From that exposed position, he destroyed an enemy vehicle before the troops inside could attack his platoon, and he continued to fire on enemy forces while the tank rolled through the fight for nearly 5 miles “until he was mortally wounded,” according to citation.
Pvt. Robert D. Booker
Pvt. Booker was awarded the nation’s highest military honor about a year after his April 9, 1943, death while engaged with enemy forces near Fondouk, Tunisia.
Under heavy machine gun and mortar fire, Booker carried a light machine gun and a box of ammunition “over 200 yards of open ground” to set up a fighting position, according to his medal citation.
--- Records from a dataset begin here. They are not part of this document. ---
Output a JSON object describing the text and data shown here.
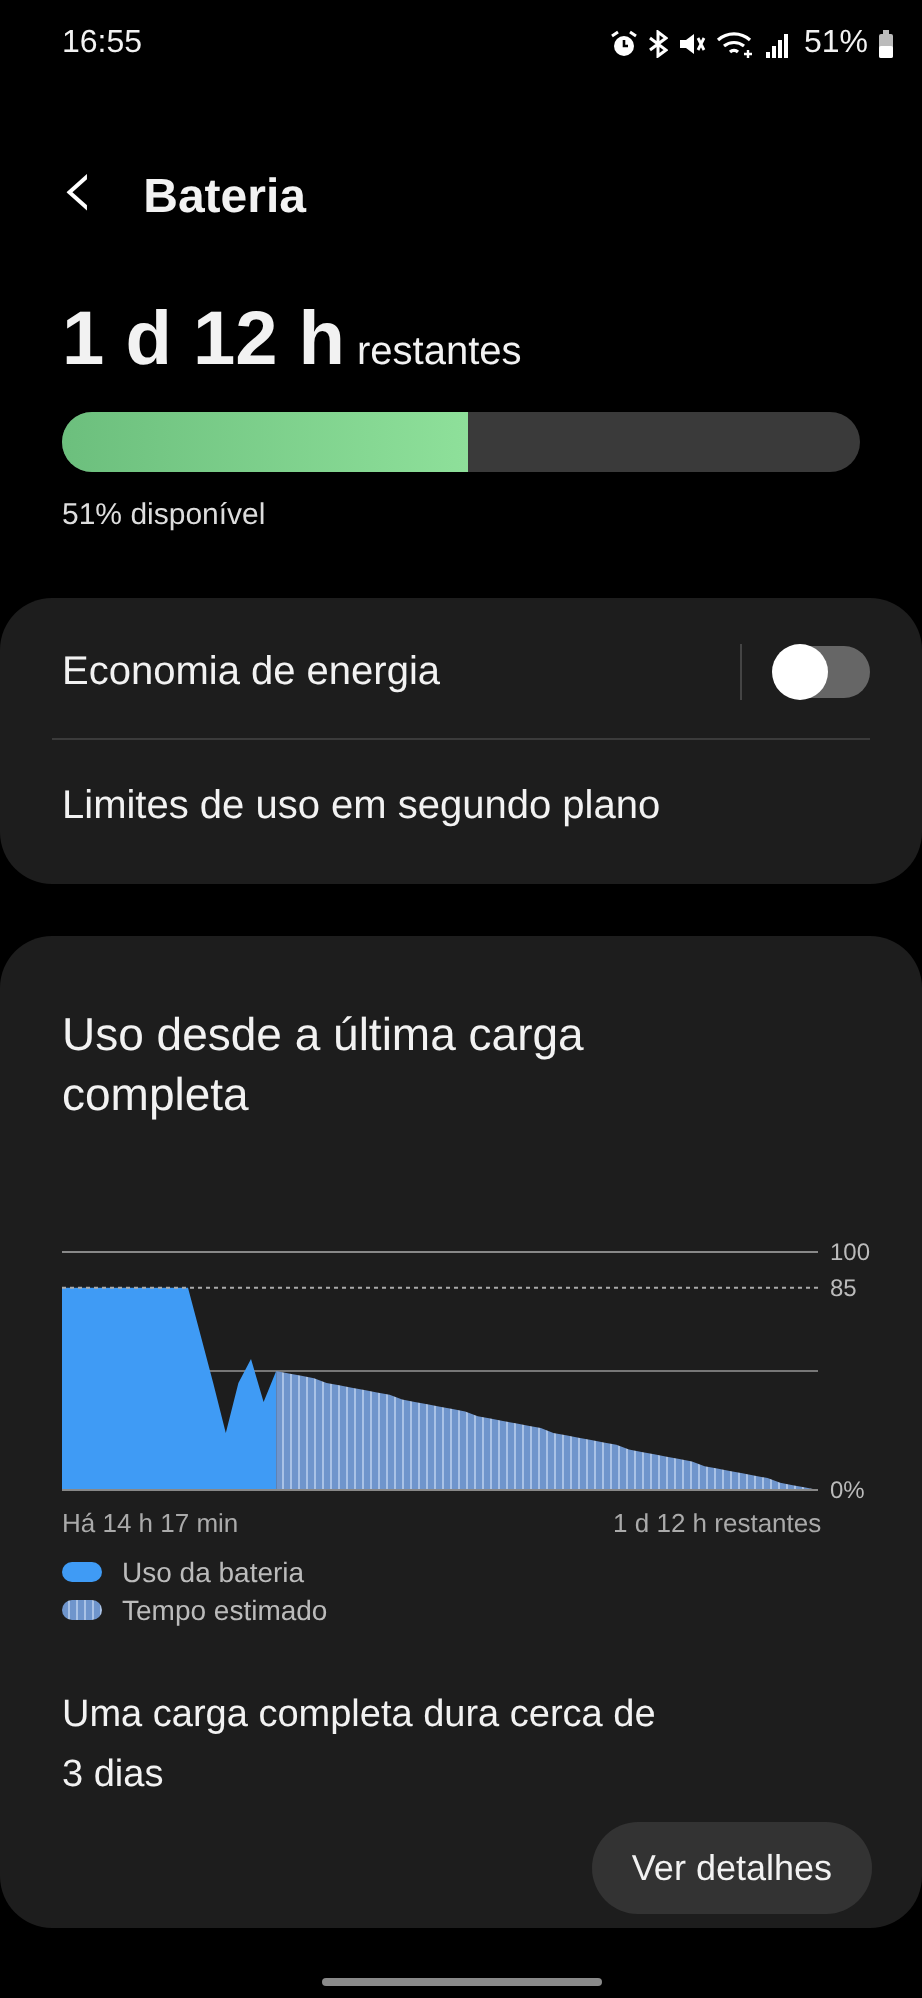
{
  "status_bar": {
    "time": "16:55",
    "battery_text": "51%"
  },
  "header": {
    "back_glyph": "‹",
    "title": "Bateria"
  },
  "remaining": {
    "value": "1 d 12 h",
    "suffix": "restantes",
    "level": 0.51,
    "available": "51% disponível"
  },
  "settings": [
    {
      "label": "Economia de energia",
      "kind": "toggle",
      "on": false
    },
    {
      "label": "Limites de uso em segundo plano",
      "kind": "link"
    }
  ],
  "usage_card": {
    "title": "Uso desde a última carga completa",
    "chart_data": {
      "type": "area",
      "categories": [
        null,
        null,
        null,
        null,
        null,
        null,
        null,
        "Há 14 h 17 min",
        null,
        null,
        null,
        null,
        null,
        null,
        null,
        null,
        null,
        null,
        null,
        null,
        null,
        null,
        null,
        null,
        null,
        null,
        null,
        null,
        null,
        null,
        null,
        null,
        null,
        null,
        null,
        null,
        null,
        null,
        null,
        null,
        null,
        null,
        null,
        null,
        null,
        null,
        null,
        null,
        null,
        null,
        null,
        null,
        "1 d 12 h restantes",
        null,
        null,
        null,
        null,
        null,
        null,
        null,
        null
      ],
      "yticks": [
        {
          "value": 0,
          "label": "0%"
        },
        {
          "value": 85,
          "label": "85"
        },
        {
          "value": 100,
          "label": "100"
        }
      ],
      "ylim": [
        0,
        100
      ],
      "ref_lines": [
        {
          "axis": "y",
          "value": 50
        }
      ],
      "series": [
        {
          "name": "Uso da bateria",
          "color": "#3f9bf5",
          "values": [
            85,
            85,
            85,
            85,
            85,
            85,
            85,
            85,
            85,
            85,
            85,
            65,
            45,
            24,
            45,
            55,
            37,
            50,
            null,
            null,
            null,
            null,
            null,
            null,
            null,
            null,
            null,
            null,
            null,
            null,
            null,
            null,
            null,
            null,
            null,
            null,
            null,
            null,
            null,
            null,
            null,
            null,
            null,
            null,
            null,
            null,
            null,
            null,
            null,
            null,
            null,
            null,
            null,
            null,
            null,
            null,
            null,
            null,
            null,
            null,
            null
          ]
        },
        {
          "name": "Tempo estimado",
          "color": "#6f95cc",
          "values": [
            null,
            null,
            null,
            null,
            null,
            null,
            null,
            null,
            null,
            null,
            null,
            null,
            null,
            null,
            null,
            null,
            null,
            50,
            49,
            48,
            47,
            45,
            44,
            43,
            42,
            41,
            40,
            38,
            37,
            36,
            35,
            34,
            33,
            31,
            30,
            29,
            28,
            27,
            26,
            24,
            23,
            22,
            21,
            20,
            19,
            17,
            16,
            15,
            14,
            13,
            12,
            10,
            9,
            8,
            7,
            6,
            5,
            3,
            2,
            1,
            0
          ]
        }
      ]
    },
    "summary_line1": "Uma carga completa dura cerca de",
    "summary_line2": "3 dias",
    "details_button": "Ver detalhes"
  }
}
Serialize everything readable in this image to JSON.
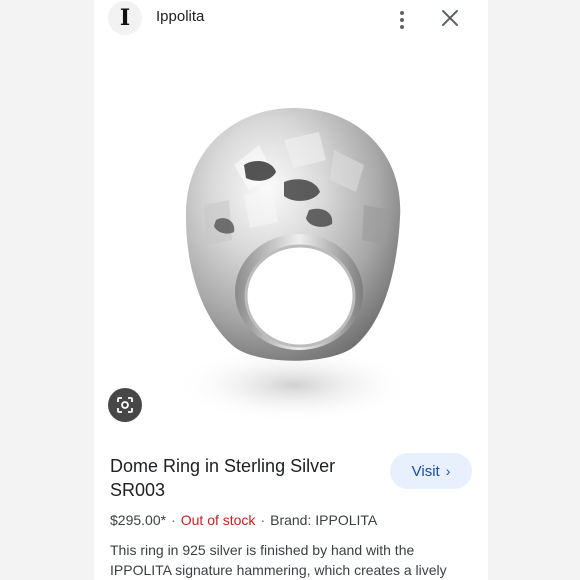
{
  "header": {
    "site_logo_letter": "I",
    "site_name": "Ippolita"
  },
  "product": {
    "title": "Dome Ring in Sterling Silver SR003",
    "visit_label": "Visit",
    "price": "$295.00*",
    "stock_status": "Out of stock",
    "brand": "Brand: IPPOLITA",
    "separator": "·",
    "description": "This ring in 925 silver is finished by hand with the IPPOLITA signature hammering, which creates a lively"
  },
  "colors": {
    "stock_red": "#c5221f",
    "visit_bg": "#e8f0fe",
    "visit_text": "#174ea6",
    "lens_bg": "#474747"
  },
  "icons": [
    "more-vert-icon",
    "close-icon",
    "google-lens-icon",
    "chevron-right-icon"
  ]
}
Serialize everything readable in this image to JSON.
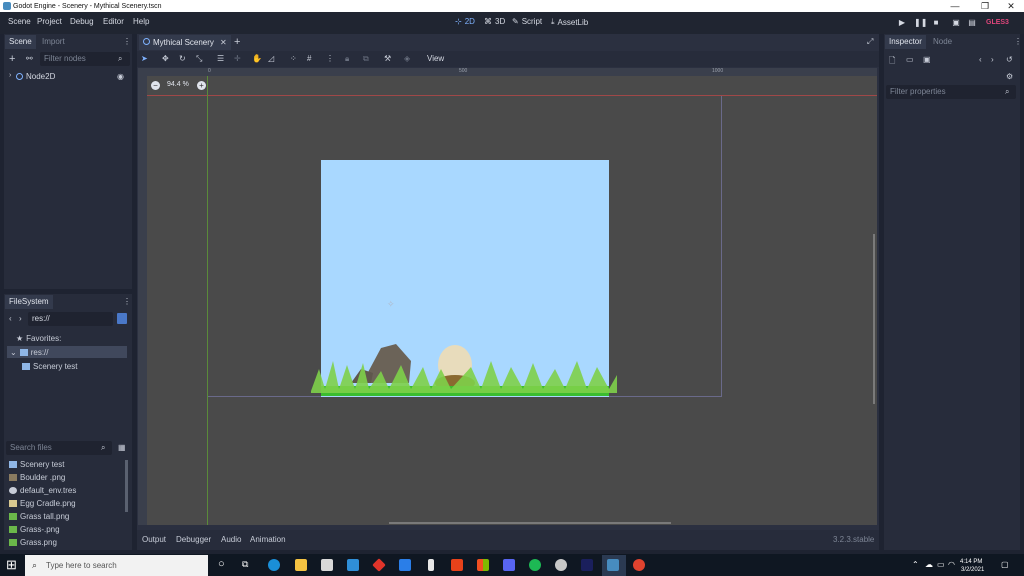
{
  "window": {
    "title": "Godot Engine - Scenery - Mythical Scenery.tscn",
    "minimize": "—",
    "maximize": "❐",
    "close": "✕"
  },
  "menubar": {
    "items": [
      "Scene",
      "Project",
      "Debug",
      "Editor",
      "Help"
    ]
  },
  "modes": {
    "twod": "2D",
    "threed": "3D",
    "script": "Script",
    "assetlib": "AssetLib"
  },
  "renderer": "GLES3",
  "scene_dock": {
    "tabs": [
      "Scene",
      "Import"
    ],
    "filter_placeholder": "Filter nodes",
    "root_node": "Node2D"
  },
  "filesystem": {
    "tab": "FileSystem",
    "path": "res://",
    "favorites": "Favorites:",
    "tree": [
      "res://",
      "Scenery test"
    ],
    "search_placeholder": "Search files",
    "files": [
      "Scenery test",
      "Boulder .png",
      "default_env.tres",
      "Egg Cradle.png",
      "Grass tall.png",
      "Grass-.png",
      "Grass.png"
    ]
  },
  "editor": {
    "scene_tab": "Mythical Scenery",
    "view_menu": "View",
    "zoom": "94.4 %",
    "ruler_marks": [
      "0",
      "500",
      "1000"
    ],
    "bottom_tabs": [
      "Output",
      "Debugger",
      "Audio",
      "Animation"
    ],
    "version": "3.2.3.stable"
  },
  "inspector": {
    "tabs": [
      "Inspector",
      "Node"
    ],
    "filter_placeholder": "Filter properties"
  },
  "taskbar": {
    "search_placeholder": "Type here to search",
    "time": "4:14 PM",
    "date": "3/2/2021"
  },
  "colors": {
    "sky": "#a9d8ff",
    "accent": "#7fb2ff",
    "renderer": "#e0457b"
  }
}
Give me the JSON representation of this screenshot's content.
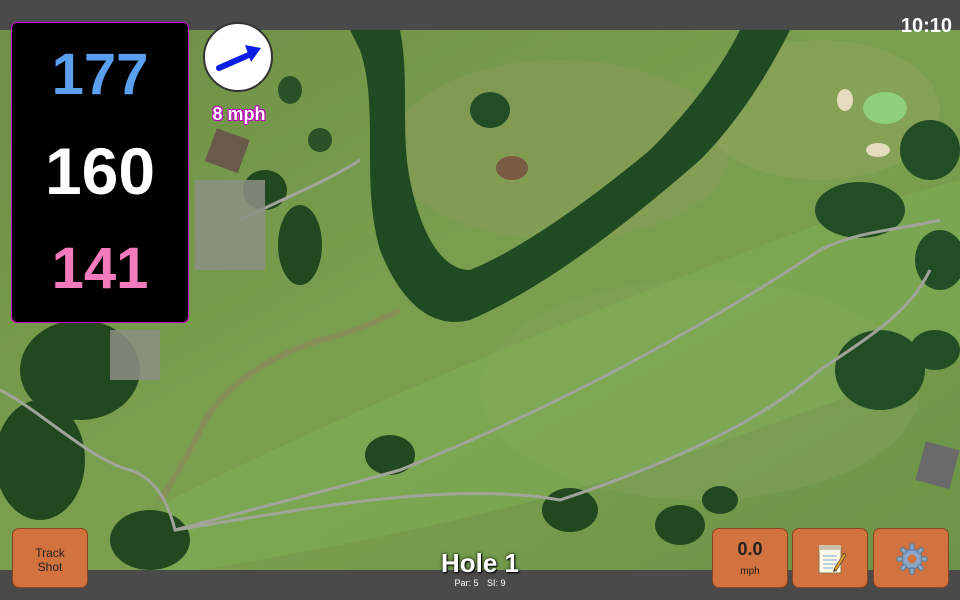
{
  "status": {
    "time": "10:10"
  },
  "distances": {
    "back": "177",
    "middle": "160",
    "front": "141"
  },
  "wind": {
    "speed_label": "8 mph",
    "arrow_icon": "wind-arrow-icon",
    "arrow_color": "#0a1ee6"
  },
  "hole": {
    "title": "Hole 1",
    "par_label": "Par: 5",
    "si_label": "SI: 9"
  },
  "buttons": {
    "track_shot_line1": "Track",
    "track_shot_line2": "Shot",
    "speed_value": "0.0",
    "speed_unit": "mph",
    "notes_icon": "notepad-icon",
    "settings_icon": "gear-icon"
  },
  "colors": {
    "button_bg": "#d2723e",
    "back_dist": "#5aa0ee",
    "front_dist": "#f37bbd",
    "mid_dist": "#ffffff"
  }
}
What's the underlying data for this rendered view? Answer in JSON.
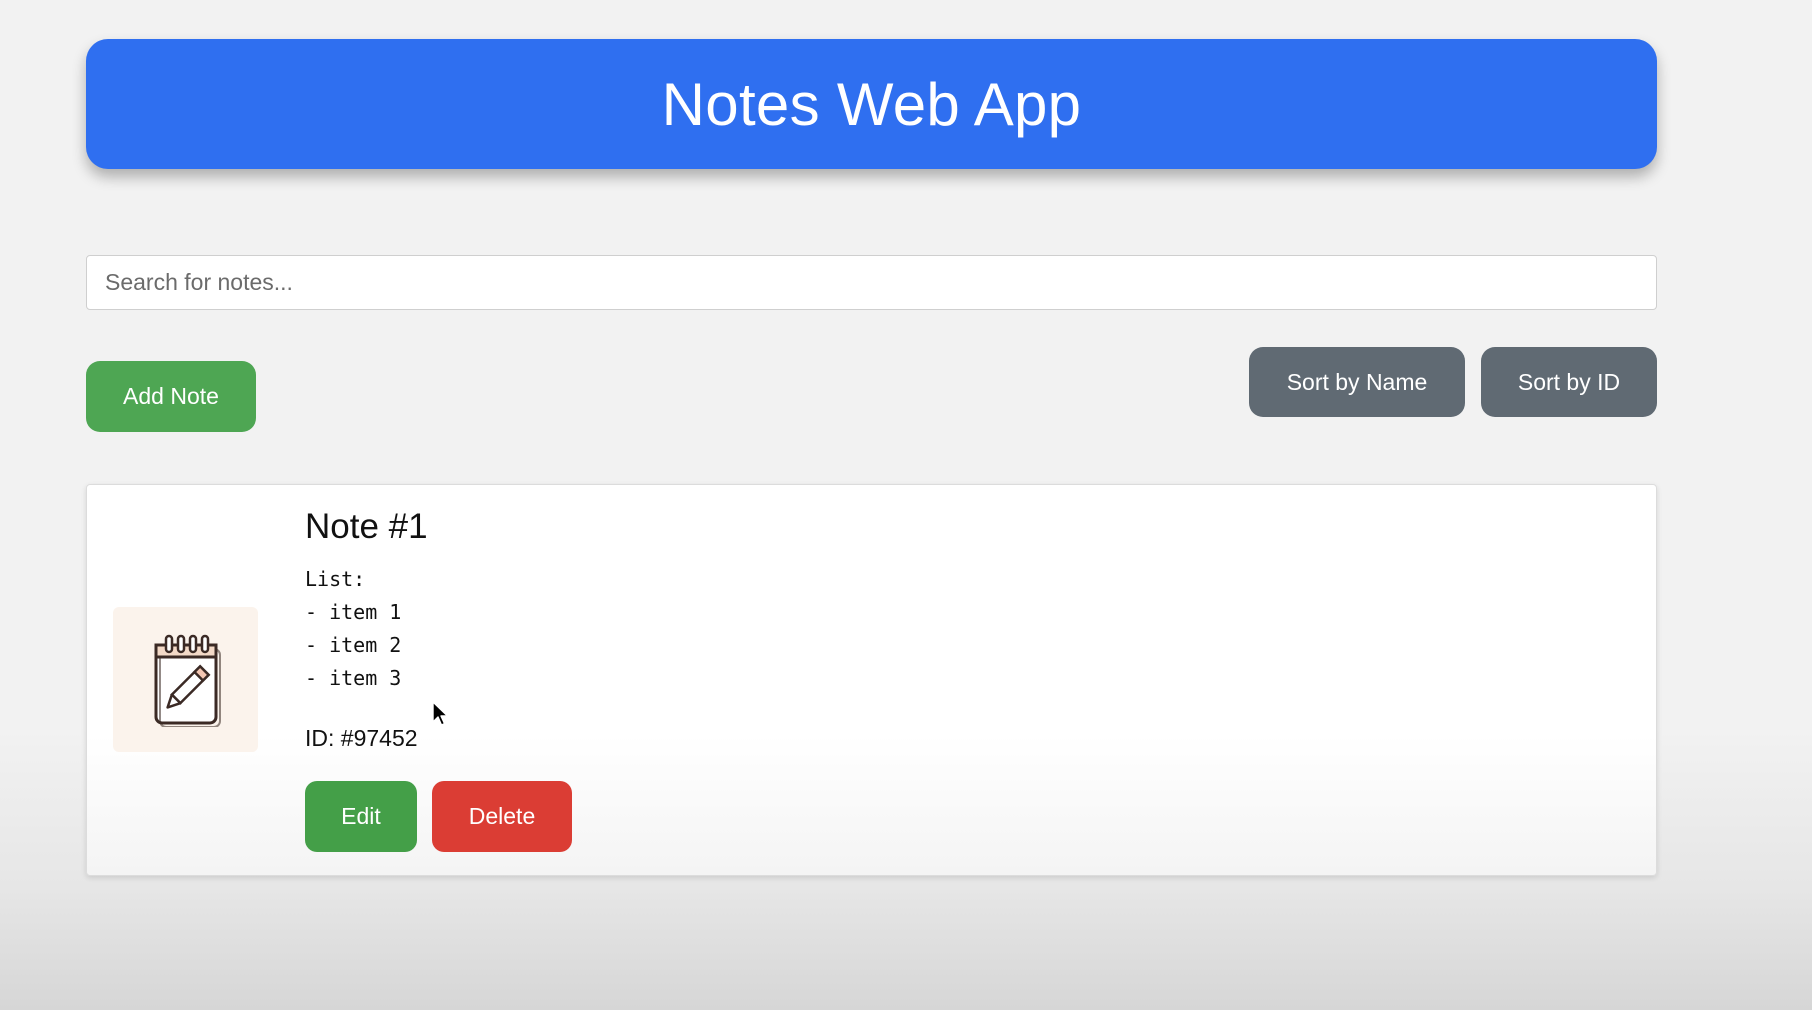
{
  "header": {
    "title": "Notes Web App"
  },
  "search": {
    "placeholder": "Search for notes...",
    "value": ""
  },
  "toolbar": {
    "add_label": "Add Note",
    "sort_name_label": "Sort by Name",
    "sort_id_label": "Sort by ID"
  },
  "notes": [
    {
      "title": "Note #1",
      "body": "List:\n- item 1\n- item 2\n- item 3",
      "id_text": "ID: #97452",
      "icon": "notepad-pencil-icon",
      "edit_label": "Edit",
      "delete_label": "Delete"
    }
  ],
  "colors": {
    "header": "#2f6ff0",
    "add_button": "#4ea653",
    "sort_button": "#606a73",
    "edit_button": "#449f48",
    "delete_button": "#db3d34"
  }
}
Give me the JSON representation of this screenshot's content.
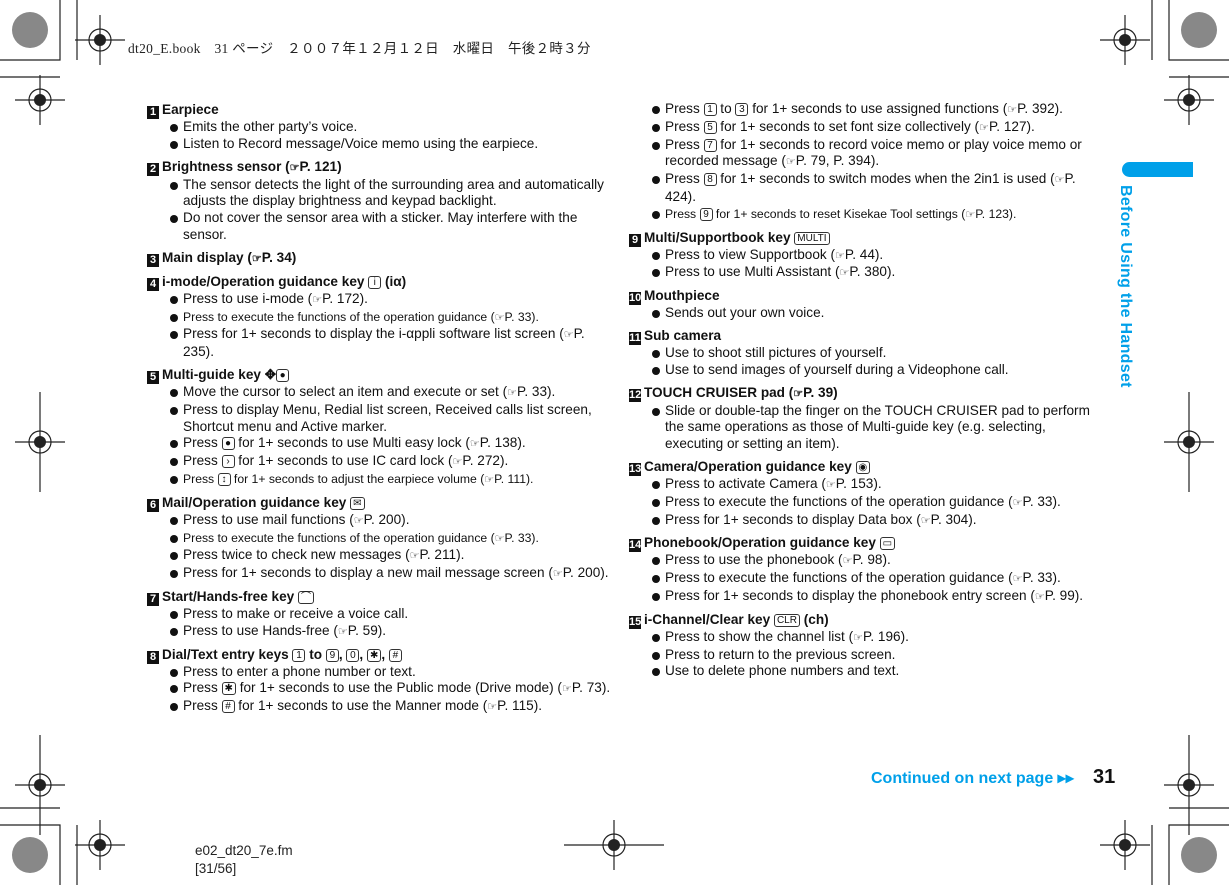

“He continued to advance despite the fact that two enemy machine guns and several mortars were using him as an individual target,” the citation reads.
As he neared his chosen fighting position, enemy artillery fire began to fall near him, but he “immediately commenced firing” on two enemy machine gun positions.
He was wounded, but he continued to fight, destroyed one machine gun position before he was struck again, suffering the wound that would kill him.
“With his last remaining strength, he encouraged the members of his squad and directed their fire,” according to his Medal of Honor citation. “Pvt. Booker acted without regard for his own safety. His initiative and courage against insurmountable odds are an example of the highest standard of self-sacrifice and fidelity to duty.”